For better or worse, our growth and development is deeply shaped and influenced by what our parents mirrored and valued in us.  Some parents see artistic talent and value that – perhaps to the exclusion of everything else.  Some parents see and value physical coordination and strength and devalue other qualities and attributes.  Some parents are not attuned at all – or not very much – and do not shine a light and encourage any growth and development.  This can cause an intense hunger for mirroring and tremendous reactivity when that hunger is not fed, when there is a disruption in our being seen.
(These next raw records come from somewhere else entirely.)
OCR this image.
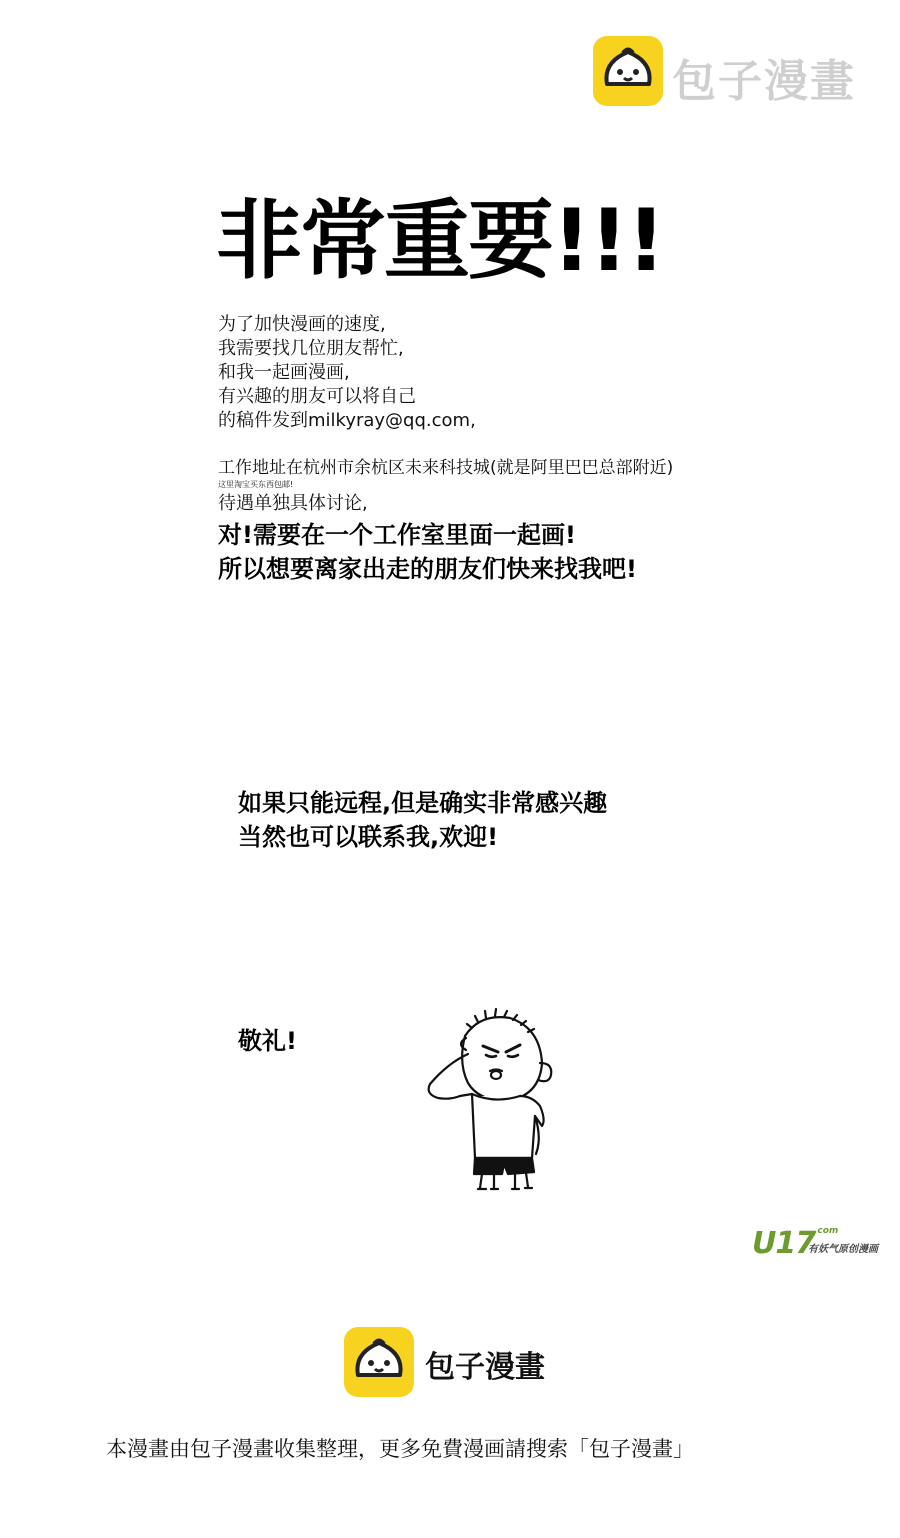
包子漫畫
非常重要!!!
为了加快漫画的速度,
我需要找几位朋友帮忙,
和我一起画漫画,
有兴趣的朋友可以将自己
的稿件发到milkyray@qq.com,
工作地址在杭州市余杭区未来科技城(就是阿里巴巴总部附近)
这里淘宝买东西包邮!
待遇单独具体讨论,
对!需要在一个工作室里面一起画!
所以想要离家出走的朋友们快来找我吧!
如果只能远程,但是确实非常感兴趣
当然也可以联系我,欢迎!
敬礼!
U17
.com
有妖气原创漫画
包子漫畫
本漫畫由包子漫畫收集整理，更多免費漫画請搜索「包子漫畫」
So our parents are not attuned mirrors, nor do they provide the consistent recognition, love and appreciation that is so necessary for integrated growth and development.  The mirroring from our parents had smudges on it, as well as some coloring and stains.  Some mirrors had pieces broken away or even cracks across the entire mirror.  These kinds of flaws in the mirroring impacted our growth and development; what was seen and reflected back to us in a positive way grew and developed; what wasn’t seen at all, or what was seen in a distorted way, did not grow at all, we did not recognize ourselves as having the unseen quality, or our view of the quality is distorted and damaged in some way.

These flaws and distortions and inadequacies in mirroring become important later for many reasons, not the least of which is their impacts on our intimate relationships.  The mirroring relationship that existed between your parents and you profoundly shaped your growth and development – and still lingers today in the ways that you want to be seen – and the ways you do not want to be seen – by your partner.  The original mirroring relationship establishes the tone for what follows – this relationship is transferred in our significant relationships onto our partners.  The transference includes the child’s dependence on outside mirroring.  This dependence of the child, which is natural and necessary because the child cannot see itself, becomes an entitlement and demand of the adult.  We demand that our partners see us; what makes them “significant” in the first place is that they see us!  We transfer onto our intimate partners this mirroring relationship we had with our parents and project onto him or her the dependency, and the inadequacies and difficulties, including the hunger to be seen, we experienced with our parents – including how we react when we are not seen.

What happens when we are not seen?Not being seen leads to disruptions in our relationships – especially our significant relationships.  The question of mirroring is a sensitive place for us.  Not being seen can be very painful and wounding.  It can feel like an insult, or even a betrayal, because mirroring is something we feel entitled to.  We believe our partners SHOULD see us, for example:  “After all these years you put cream in my tea?  You don’t know me at all!  I think we may need to divorce.”

Our reactions to not being seen are based on this wounding, this insult, and on the belief that our partner – in not seeing us as we wish to be seen – has done something to us.  Blaming is part of our reaction to not being seen by our partner.  We may react angrily and attack our partner, or we might withdraw and sulk.  We may just go silent and fantasize to ourselves about leaving, about getting another partner, or about how much better it would be to be alone without any partner.

Not being seen, as you can see, is a very difficult and sensitive place.  When we are not seen, our inner experience – our felt sense of ourselves – is often that of a child; we feel small, helpless and dependent – as we were dependent on our parents to see us when we were children.  This can intensify our reaction because, in this condition, we do not want our partners to know that we are so vulnerable to them, and that they have so much power over us.  This can intensify the blaming and may include denial – “Nothing is wrong with me.  Why did you do what YOU did?”

Some of us can stay stuck in this reactivity for days, weeks, months – even years.  Relationships can be ended.  The need to be seen is such a sensitive place, and it is a key dynamic invisibly shaping our relationships with our partners.